Sometimes just a single point of friction causes shoppers to abandon their carts and never return. Integrated checkout is an often overlooked but essential ingredient to creating successful ecommerce experiences. 

Greg Alvo, founder and CEO, Ordergroove Inc.

Greg Alvo, founder and CEO, Ordergroove Inc.

As customers flock to ecommerce amid COVID-19, online initiatives continue to grow and evolve. In the online shopping space, it’s no longer enough to have a functional ecommerce platform.

As we consistently hear across all areas of retail, shoppers’ expectations are continuing to grow. Online customers—who were once wowed by the simple convenience of online stores—are now extremely perceptive of the intricacies (and, more importantly, the annoyances) of online ordering.

One such inconvenience is being bounced around to different pages during the order and checkout process. Sometimes just a single point of friction causes shoppers to abandon their carts and never return.


An often overlooked but essential ingredient to successful ecommerce experiences is an integrated checkout. An integrated checkout streamlines the ordering process for shoppers and brands alike, growing recurring revenue and building loyalty.

What is integrated checkout?

When checking out online, websites will sometimes transfer shoppers to a different site and interface to complete the purchase. Such transfers can happen when a retailer uses certain payment vendors or when items in the cart demand different checkout processes (such as when a customer is purchasing individual items but also subscribing to other products).

With integrated checkout, a vendor can seamlessly integrate into an existing cart to complete their purchase on a single site. Therefore, consumers aren’t being redirected to an external, and often suboptimal, checkout experience. This ensures that the process for a one-time purchase or the enrollment experience for a subscription, membership, or reorder program is seamlessly integrated with an optimized checkout increases conversion rates.

What’s the big deal?

Consumers expect frictionless experiences. They want to find their products and checkout in as few steps as possible. When it comes to committed relationships with brands, they expect even more – no checkout, no credit card entry, no clicks and quick resolution of problems with real humans. It’s all about relationship commerce — a business philosophy aimed at developing deeper relationships with consumers, moving them from one-and-done transactions to ongoing, frictionless relationships.


According to the Baymard Institute, 21% of U.S. online shoppers have abandoned an order in the past quarter solely due to a “too long/complicated checkout process.” Meanwhile, Statista reports that 30% of shoppers will abandon checkout if they have to re-enter their credit card information, and 25% will leave if they have to re-enter shipping information.

Shepherding customers to another platform for checkout adds extra steps, a change in branding and overall complexity. These actions work together to lose customers in the final steps, which ultimately reduces loyalty and the potential for recurring purchases down the line.

Considering the principle that every first-time buyer could turn into a regular customer, any disruption to the experience puts recurring revenue and repeat purchases at risk. When the checkout for recurring revenue programs is separate from the rest of a consumer’s checkout flow, consumer enrollment in subscription programs can diminish by as much as 40%. That’s far too much money for enterprises to risk losing when an alternative is so easily accessible.


How does integrated checkout fix internal disruption?

While this adds complexity for the customer, it also adds extra work for the retailer. Significant disadvantages associated with having to manage two distinct checkouts are the behind-the-scenes duplication of everything:

  • Duplicate or separate payment processors.
  • Replication of all promotional and marketing programs.
  • Product catalog duplication.
  • Loss of conversion funnel tracking and analytics.

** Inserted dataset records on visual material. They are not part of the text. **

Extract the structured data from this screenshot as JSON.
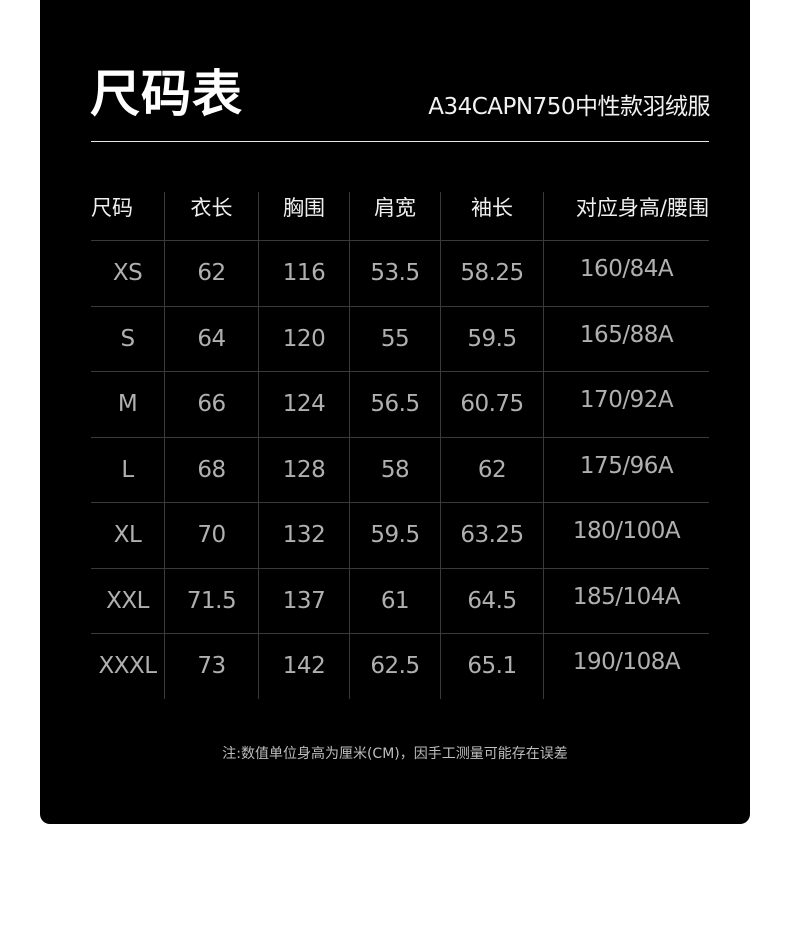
{
  "header": {
    "title": "尺码表",
    "subtitle": "A34CAPN750中性款羽绒服"
  },
  "table": {
    "columns": [
      "尺码",
      "衣长",
      "胸围",
      "肩宽",
      "袖长",
      "对应身高/腰围"
    ],
    "rows": [
      [
        "XS",
        "62",
        "116",
        "53.5",
        "58.25",
        "160/84A"
      ],
      [
        "S",
        "64",
        "120",
        "55",
        "59.5",
        "165/88A"
      ],
      [
        "M",
        "66",
        "124",
        "56.5",
        "60.75",
        "170/92A"
      ],
      [
        "L",
        "68",
        "128",
        "58",
        "62",
        "175/96A"
      ],
      [
        "XL",
        "70",
        "132",
        "59.5",
        "63.25",
        "180/100A"
      ],
      [
        "XXL",
        "71.5",
        "137",
        "61",
        "64.5",
        "185/104A"
      ],
      [
        "XXXL",
        "73",
        "142",
        "62.5",
        "65.1",
        "190/108A"
      ]
    ]
  },
  "footnote": "注:数值单位身高为厘米(CM)，因手工测量可能存在误差",
  "colors": {
    "background": "#000000",
    "header_text": "#f0f0f0",
    "body_text": "#b0b0b0",
    "grid": "#3a3a3a"
  }
}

When a vendor owns the offsite checkout, the retailer can lose control of the customer journey. Customers buying a non-subscription option vs. a subscription item or using an external payment vendor are at risk of a disrupted checkout. Integrating these functions into the existing checkout allows retailers to manage one checkout and maintain control of the branding experience, analytics and other essential metrics to grow customer loyalty.

What’s next for integrated checkout?

Shoppers have become extremely conscious of the details in digital commerce platforms. Integrated checkout is necessary and will become the norm over the next few years as retailers seek to offer a smooth checkout experience. Integrated checkout helps merchants maximize their online and recurring revenue, streamline operational overhead, natively integrate marketing and promotional capabilities, and improve tracking and analytics. The days of losing 40% of conversion will soon be over.

Ordergroove Inc. provides software that powers subscription programs for D2C brands and retailers.